I'm just soooo amazed she came back to us and we didn't loose her..she wasn't injured or attacked... Her collar either came off or was removed,either way,she was safe and we got her back. She has a new collar and leash,he didn't have her on a leash,so I'm sure she wouldn't hav run off.
Why people don't put the onleash ,I don't know,I do mine all the time,even in our own yard.
She's home and safe and thank you everyone on SM!

Hugs!


----------



## missiek (Jan 2, 2010)

What a relief! WooHoo! :cheer: So glad she and your son are reunited! 

And don't worry about animal fuzzies! lol I wear lot's of them everyday


----------



## silverhaven (Sep 6, 2009)

I am really thrilled for you :grouphug: what an awful time you have had. I know the feeling of a lost dog  my daughters dog went missing over Christmas a couple of years ago. We never got her back.  I think she was stolen.


----------



## Hunter's Mom (Dec 8, 2008)

I am so happy for you!!!! It must have been a wonderful reunion!!!!!


----------



## MalteseJane (Nov 21, 2004)

:chili::chili::chili: :chili::chili::chili: :chili::chili::chili:


----------



## Snowbody (Jan 3, 2009)

:cheer::cheer::cheer::cheer::cheer::cheer: What a relief. Don't even apologize about the lack of pictures. All we really wanted to know was that Sadie is safe and sound and that you got your Grandma kisses in. The rest doesn't matter.


----------



## KAG (Jun 1, 2006)

Yeah baby!!! So happy for all of you, and, me too. 
xoxoxoxoxooxox


----------



## michellerobison (Dec 17, 2009)

silverhaven said:


> I am really thrilled for you :grouphug: what an awful time you have had. I know the feeling of a lost dog  my daughters dog went missing over Christmas a couple of years ago. We never got her back.  I think she was stolen.


I'm so sory to hear that. I'd be heart broken.
The "not knowing" is the worst. Don't give up hope.


----------



## Matilda's mommy (Jun 1, 2005)

I believe with all my heart God was protecting her, he heard our prayers. I just want to say THANK YOU LORD, I'm so happy for you Michelle, I know how much you love her.


----------



## Lacie's Mom (Oct 11, 2006)

Paula -- I agree. God listened to all of our prayers and helped to lead her to safety. Thank you Lord.

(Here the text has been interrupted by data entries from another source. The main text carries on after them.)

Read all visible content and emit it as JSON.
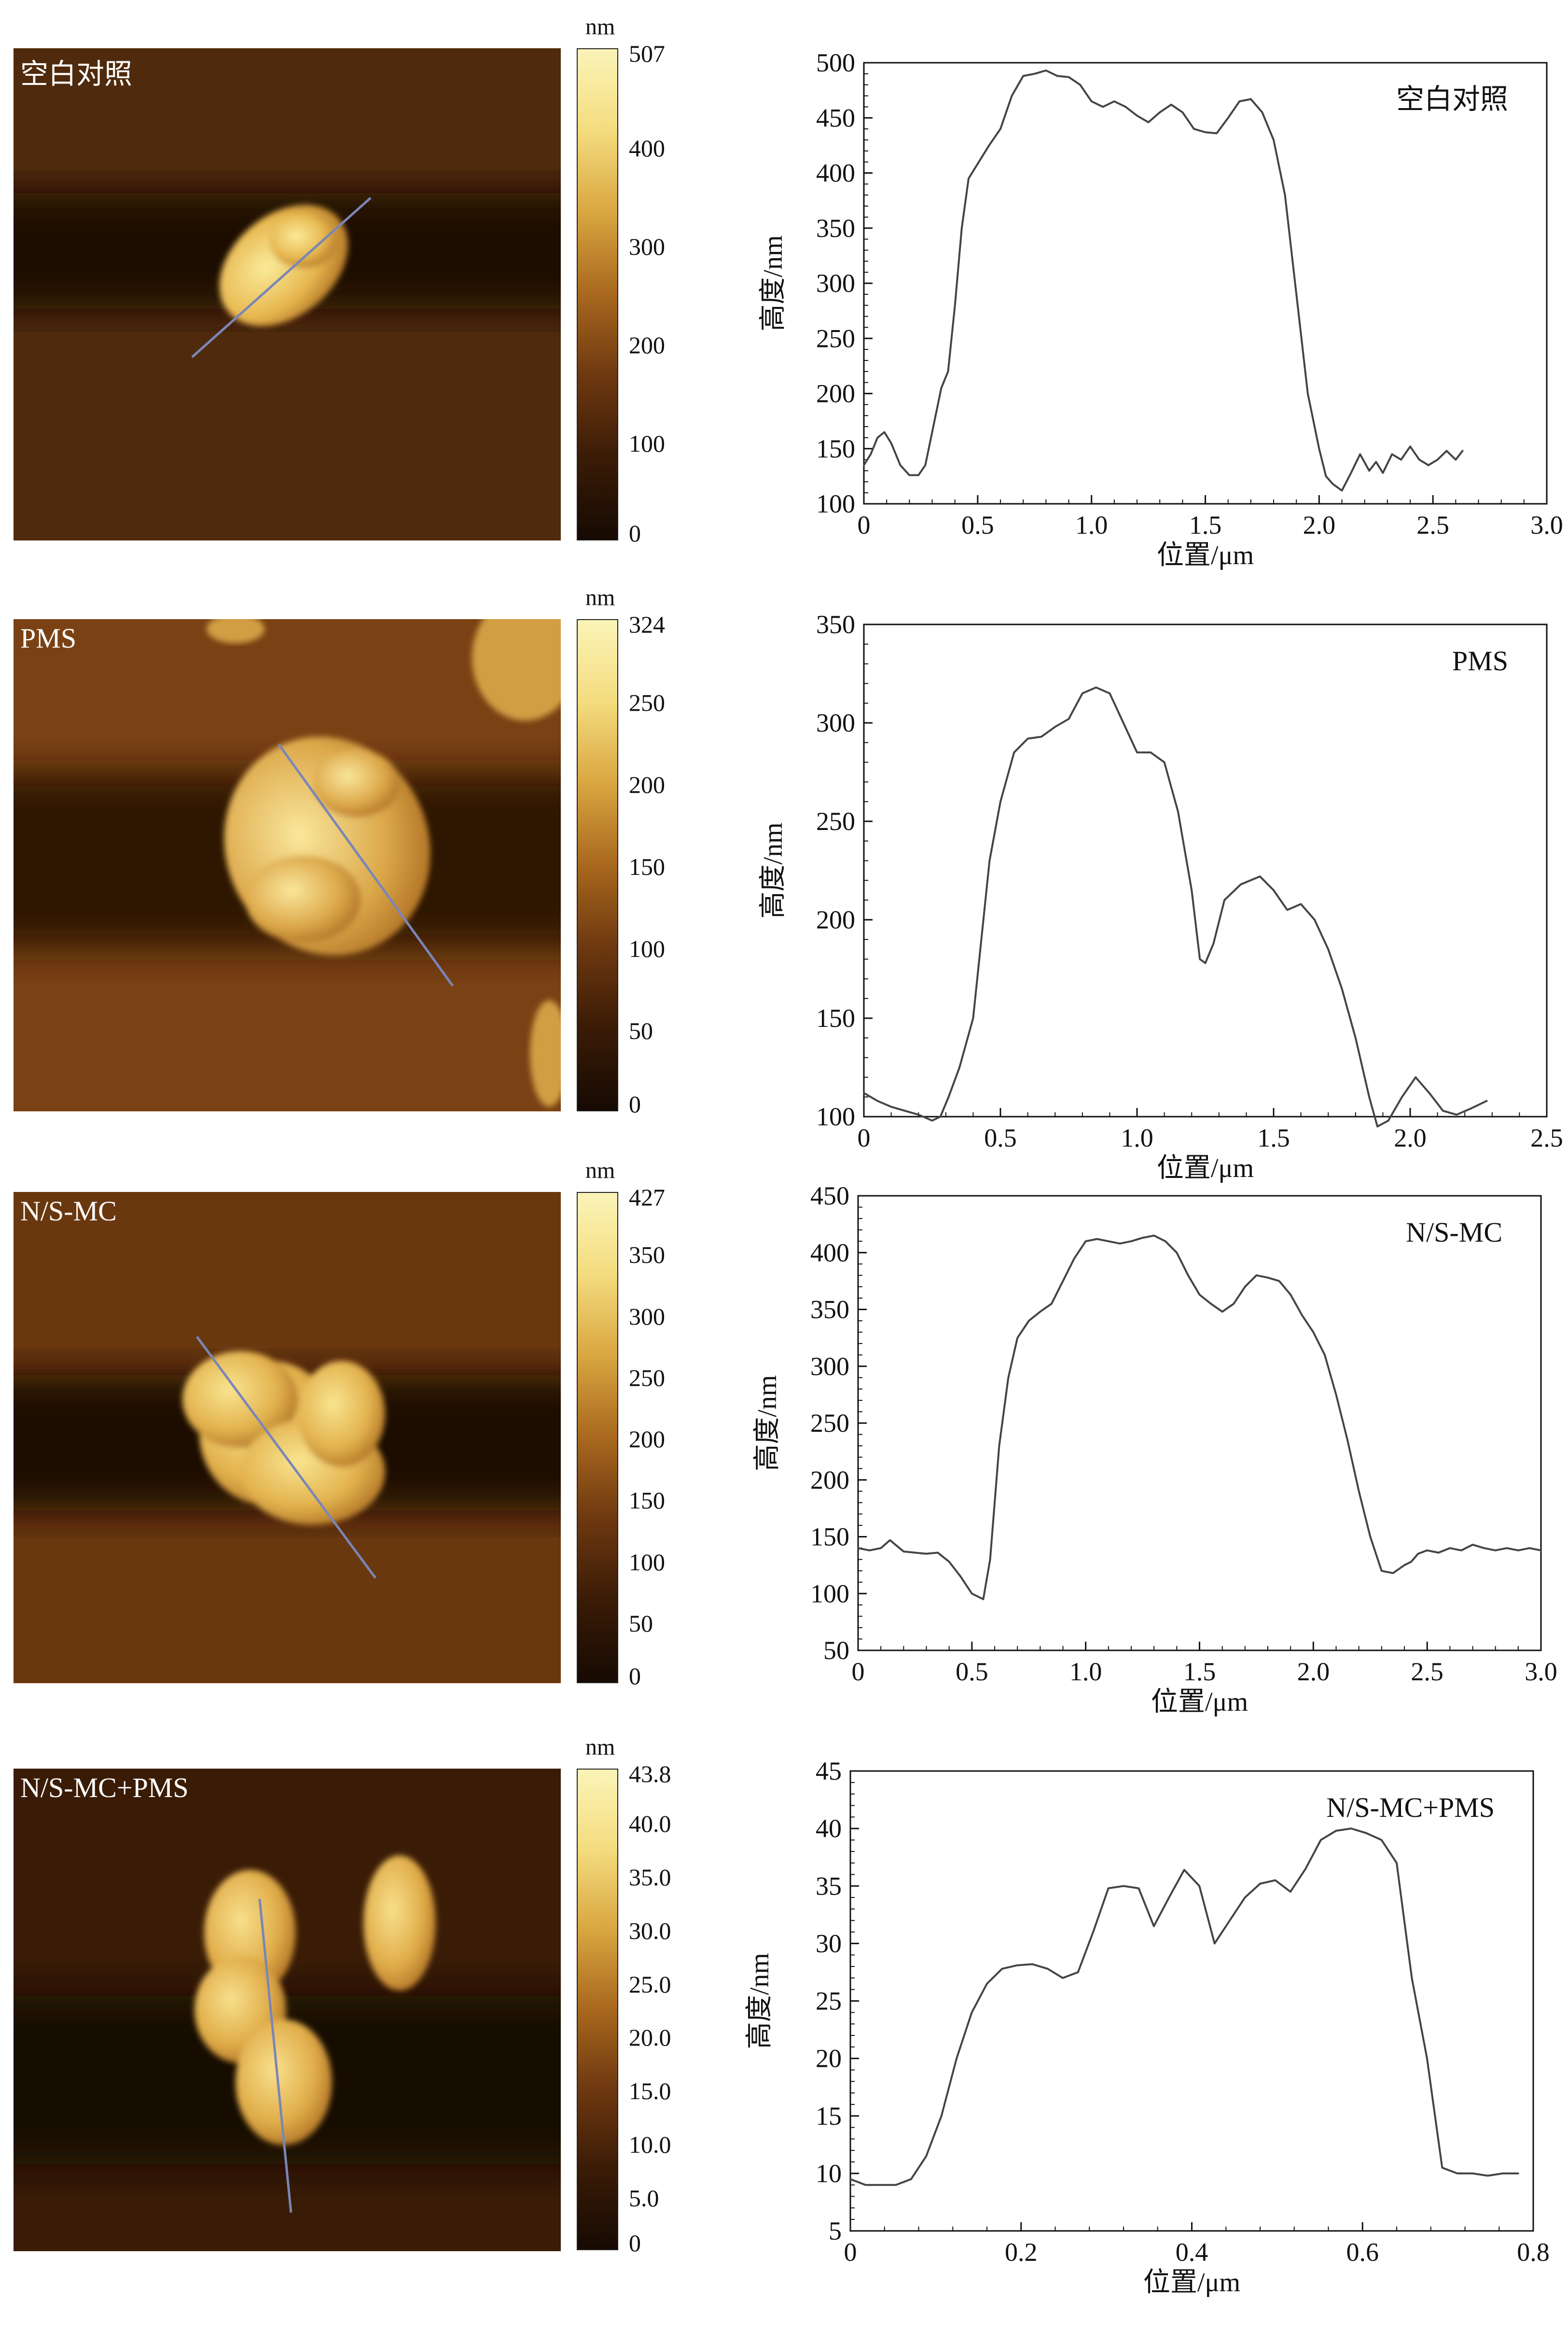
{
  "colorbar": {
    "unit": "nm",
    "gradient": [
      "#160a03",
      "#3a1b06",
      "#6e3810",
      "#a8681e",
      "#d9a640",
      "#f4dc7e",
      "#fbf4b8"
    ]
  },
  "panels": [
    {
      "label": "空白对照",
      "colorbar_ticks": [
        "507",
        "400",
        "300",
        "200",
        "100",
        "0"
      ],
      "afm_colors": {
        "background": "#4f2a0c",
        "band": "#1e0d03",
        "particle": "#e6b64e",
        "highlight": "#fbeb9a"
      }
    },
    {
      "label": "PMS",
      "colorbar_ticks": [
        "324",
        "250",
        "200",
        "150",
        "100",
        "50",
        "0"
      ],
      "afm_colors": {
        "background": "#7a4214",
        "band": "#2e1505",
        "particle": "#dca84a",
        "highlight": "#fae79c"
      }
    },
    {
      "label": "N/S-MC",
      "colorbar_ticks": [
        "427",
        "350",
        "300",
        "250",
        "200",
        "150",
        "100",
        "50",
        "0"
      ],
      "afm_colors": {
        "background": "#6a380f",
        "band": "#1c0c03",
        "particle": "#e2b24e",
        "highlight": "#f9e590"
      }
    },
    {
      "label": "N/S-MC+PMS",
      "colorbar_ticks": [
        "43.8",
        "40.0",
        "35.0",
        "30.0",
        "25.0",
        "20.0",
        "15.0",
        "10.0",
        "5.0",
        "0"
      ],
      "afm_colors": {
        "background": "#3a1c06",
        "band": "#170a02",
        "particle": "#e0ad4a",
        "highlight": "#f8e08c"
      }
    }
  ],
  "chart_data": [
    {
      "type": "line",
      "annotation": "空白对照",
      "xlabel": "位置/μm",
      "ylabel": "高度/nm",
      "xlim": [
        0,
        3.0
      ],
      "ylim": [
        100,
        500
      ],
      "xticks": [
        "0",
        "0.5",
        "1.0",
        "1.5",
        "2.0",
        "2.5",
        "3.0"
      ],
      "yticks": [
        "100",
        "150",
        "200",
        "250",
        "300",
        "350",
        "400",
        "450",
        "500"
      ],
      "series": [
        {
          "x": [
            0,
            0.03,
            0.06,
            0.09,
            0.12,
            0.16,
            0.2,
            0.24,
            0.27,
            0.3,
            0.34,
            0.37,
            0.4,
            0.43,
            0.46,
            0.49,
            0.52,
            0.55,
            0.6,
            0.65,
            0.7,
            0.75,
            0.8,
            0.85,
            0.9,
            0.95,
            1.0,
            1.05,
            1.1,
            1.15,
            1.2,
            1.25,
            1.3,
            1.35,
            1.4,
            1.45,
            1.5,
            1.55,
            1.6,
            1.65,
            1.7,
            1.75,
            1.8,
            1.85,
            1.9,
            1.95,
            2.0,
            2.03,
            2.06,
            2.1,
            2.14,
            2.18,
            2.22,
            2.25,
            2.28,
            2.32,
            2.36,
            2.4,
            2.44,
            2.48,
            2.52,
            2.56,
            2.6,
            2.63
          ],
          "y": [
            135,
            145,
            160,
            165,
            155,
            135,
            126,
            126,
            135,
            165,
            205,
            220,
            280,
            350,
            395,
            405,
            415,
            425,
            440,
            470,
            488,
            490,
            493,
            488,
            487,
            480,
            465,
            460,
            465,
            460,
            452,
            446,
            455,
            462,
            455,
            440,
            437,
            436,
            450,
            465,
            467,
            455,
            430,
            380,
            290,
            200,
            150,
            125,
            118,
            112,
            128,
            145,
            130,
            138,
            128,
            145,
            140,
            152,
            140,
            135,
            140,
            148,
            140,
            148
          ]
        }
      ]
    },
    {
      "type": "line",
      "annotation": "PMS",
      "xlabel": "位置/μm",
      "ylabel": "高度/nm",
      "xlim": [
        0,
        2.5
      ],
      "ylim": [
        100,
        350
      ],
      "xticks": [
        "0",
        "0.5",
        "1.0",
        "1.5",
        "2.0",
        "2.5"
      ],
      "yticks": [
        "100",
        "150",
        "200",
        "250",
        "300",
        "350"
      ],
      "series": [
        {
          "x": [
            0,
            0.05,
            0.1,
            0.15,
            0.2,
            0.25,
            0.28,
            0.31,
            0.35,
            0.4,
            0.43,
            0.46,
            0.5,
            0.55,
            0.6,
            0.65,
            0.7,
            0.75,
            0.8,
            0.85,
            0.9,
            0.95,
            1.0,
            1.05,
            1.1,
            1.15,
            1.2,
            1.23,
            1.25,
            1.28,
            1.32,
            1.38,
            1.45,
            1.5,
            1.55,
            1.6,
            1.65,
            1.7,
            1.75,
            1.8,
            1.85,
            1.88,
            1.92,
            1.97,
            2.02,
            2.07,
            2.12,
            2.17,
            2.22,
            2.28
          ],
          "y": [
            112,
            108,
            105,
            103,
            101,
            98,
            100,
            110,
            125,
            150,
            190,
            230,
            260,
            285,
            292,
            293,
            298,
            302,
            315,
            318,
            315,
            300,
            285,
            285,
            280,
            255,
            215,
            180,
            178,
            188,
            210,
            218,
            222,
            215,
            205,
            208,
            200,
            185,
            165,
            140,
            110,
            95,
            98,
            110,
            120,
            112,
            103,
            101,
            104,
            108
          ]
        }
      ]
    },
    {
      "type": "line",
      "annotation": "N/S-MC",
      "xlabel": "位置/μm",
      "ylabel": "高度/nm",
      "xlim": [
        0,
        3.0
      ],
      "ylim": [
        50,
        450
      ],
      "xticks": [
        "0",
        "0.5",
        "1.0",
        "1.5",
        "2.0",
        "2.5",
        "3.0"
      ],
      "yticks": [
        "50",
        "100",
        "150",
        "200",
        "250",
        "300",
        "350",
        "400",
        "450"
      ],
      "series": [
        {
          "x": [
            0,
            0.05,
            0.1,
            0.14,
            0.2,
            0.3,
            0.35,
            0.4,
            0.45,
            0.5,
            0.55,
            0.58,
            0.62,
            0.66,
            0.7,
            0.75,
            0.8,
            0.85,
            0.9,
            0.95,
            1.0,
            1.05,
            1.1,
            1.15,
            1.2,
            1.25,
            1.3,
            1.35,
            1.4,
            1.45,
            1.5,
            1.55,
            1.6,
            1.65,
            1.7,
            1.75,
            1.8,
            1.85,
            1.9,
            1.95,
            2.0,
            2.05,
            2.1,
            2.15,
            2.2,
            2.25,
            2.3,
            2.35,
            2.4,
            2.43,
            2.46,
            2.5,
            2.55,
            2.6,
            2.65,
            2.7,
            2.75,
            2.8,
            2.85,
            2.9,
            2.95,
            3.0
          ],
          "y": [
            140,
            138,
            140,
            147,
            137,
            135,
            136,
            128,
            115,
            100,
            95,
            130,
            230,
            290,
            325,
            340,
            348,
            355,
            375,
            395,
            410,
            412,
            410,
            408,
            410,
            413,
            415,
            410,
            400,
            380,
            363,
            355,
            348,
            355,
            370,
            380,
            378,
            375,
            363,
            345,
            330,
            310,
            275,
            235,
            190,
            150,
            120,
            118,
            125,
            128,
            135,
            138,
            136,
            140,
            138,
            143,
            140,
            138,
            140,
            138,
            140,
            138
          ]
        }
      ]
    },
    {
      "type": "line",
      "annotation": "N/S-MC+PMS",
      "xlabel": "位置/μm",
      "ylabel": "高度/nm",
      "xlim": [
        0,
        0.9
      ],
      "ylim": [
        5,
        45
      ],
      "xticks": [
        "0",
        "0.2",
        "0.4",
        "0.6",
        "0.8"
      ],
      "yticks": [
        "5",
        "10",
        "15",
        "20",
        "25",
        "30",
        "35",
        "40",
        "45"
      ],
      "series": [
        {
          "x": [
            0,
            0.02,
            0.04,
            0.06,
            0.08,
            0.1,
            0.12,
            0.14,
            0.16,
            0.18,
            0.2,
            0.22,
            0.24,
            0.26,
            0.28,
            0.3,
            0.32,
            0.34,
            0.36,
            0.38,
            0.4,
            0.42,
            0.44,
            0.46,
            0.48,
            0.5,
            0.52,
            0.54,
            0.56,
            0.58,
            0.6,
            0.62,
            0.64,
            0.66,
            0.68,
            0.7,
            0.72,
            0.74,
            0.76,
            0.78,
            0.8,
            0.82,
            0.84,
            0.86,
            0.88
          ],
          "y": [
            9.5,
            9,
            9,
            9,
            9.5,
            11.5,
            15,
            20,
            24,
            26.5,
            27.8,
            28.1,
            28.2,
            27.8,
            27,
            27.5,
            31,
            34.8,
            35,
            34.8,
            31.5,
            34,
            36.4,
            35,
            30,
            32,
            34,
            35.2,
            35.5,
            34.5,
            36.5,
            39,
            39.8,
            40,
            39.6,
            39,
            37,
            27,
            20,
            10.5,
            10,
            10,
            9.8,
            10,
            10
          ]
        }
      ]
    }
  ]
}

Michelle -- this is wonderful news. Yippee -- Sadies back!!!:chili::chili:


----------



## Silkmalteselover (Apr 1, 2010)

michellerobison said:


> My grandpuppies were all over me like velcro,I love them so much... Tasha's hips were bothering her and she was kinda wimpering,this rainy weather and the dampness,grammy gave her a hip massage... Sadie got lots of kissies too,lots of belly rubs,her favourite...
> 
> I put her new collar and matching leash on her w/ her new dog tags and replacement rabies tag.
> I was covered in doggie fuzzes,I didn't want to brush them off... People stared at the gas station,I told them why I was covered in doggie fuzzes,they must have thought I was nutts, but didn't care,I was just sooo happy to see them both.
> :chili::chili::chili: OH HAPPY DAY :chili::chili::chili: Michelle What a story of your love for your grandpuppies... Oh how I can relate to "WHO cares if I have doggie fuzzes on me".. it made me have my SM giggle for the day.. Thanks so much for sharing.


----------



## ann80 (Jun 13, 2009)

arty: BEST NEWS I HAVE HEARD ALL DAY! arty:


----------



## Tina (Aug 6, 2006)

:chili: :chili: :chili: :chili: :chili: :chili:


----------



## michellerobison (Dec 17, 2009)

Like I said I have so many to thank on Sm fo rbeign there,keeping positive thoughts and prayers. People who don't give SM a chance,when they hear something they don't like are missing out. It's such a small percentage of conversations to make a judgement on.
I hope the newbies will lurk and see we're all about the fluffs here ,but we're a lot like family,we dissagree at times but we do it for a good cause and we do love the members on the forum and care about their needs and their fluffs.

SM rocks!


----------



## allheart (Oct 3, 2008)

Oh Michelle, I am so sorry, just catching up on what happened. Oh huge hugs to you!!! Oh thank God, Sadie is back. I can't even imagine what you were feeling.

I feel so bad for not seeing all of this before, just know how grateful and happy I am for all of you, that she is back home. Huge hugs.


----------



## Rocky's Mom (Apr 10, 2010)

:SM Rocks!:




michellerobison said:


> Like I said I have so many to thank on Sm fo rbeign there,keeping positive thoughts and prayers. People who don't give SM a chance,when they hear something they don't like are missing out. It's such a small percentage of conversations to make a judgement on.
> I hope the newbies will lurk and see we're all about the fluffs here ,but we're a lot like family,we dissagree at times but we do it for a good cause and we do love the members on the forum and care about their needs and their fluffs.
> 
> SM rocks!


----------



## michellerobison (Dec 17, 2009)

I don't know if I posted piccies of Sadie but here they are. Tasha is the Rottweiller. They're my little grandpuppies..

Thanks again SM,my grandpuppies were reunted and the family will have happy holidays now.:chili::chili::chili:


----------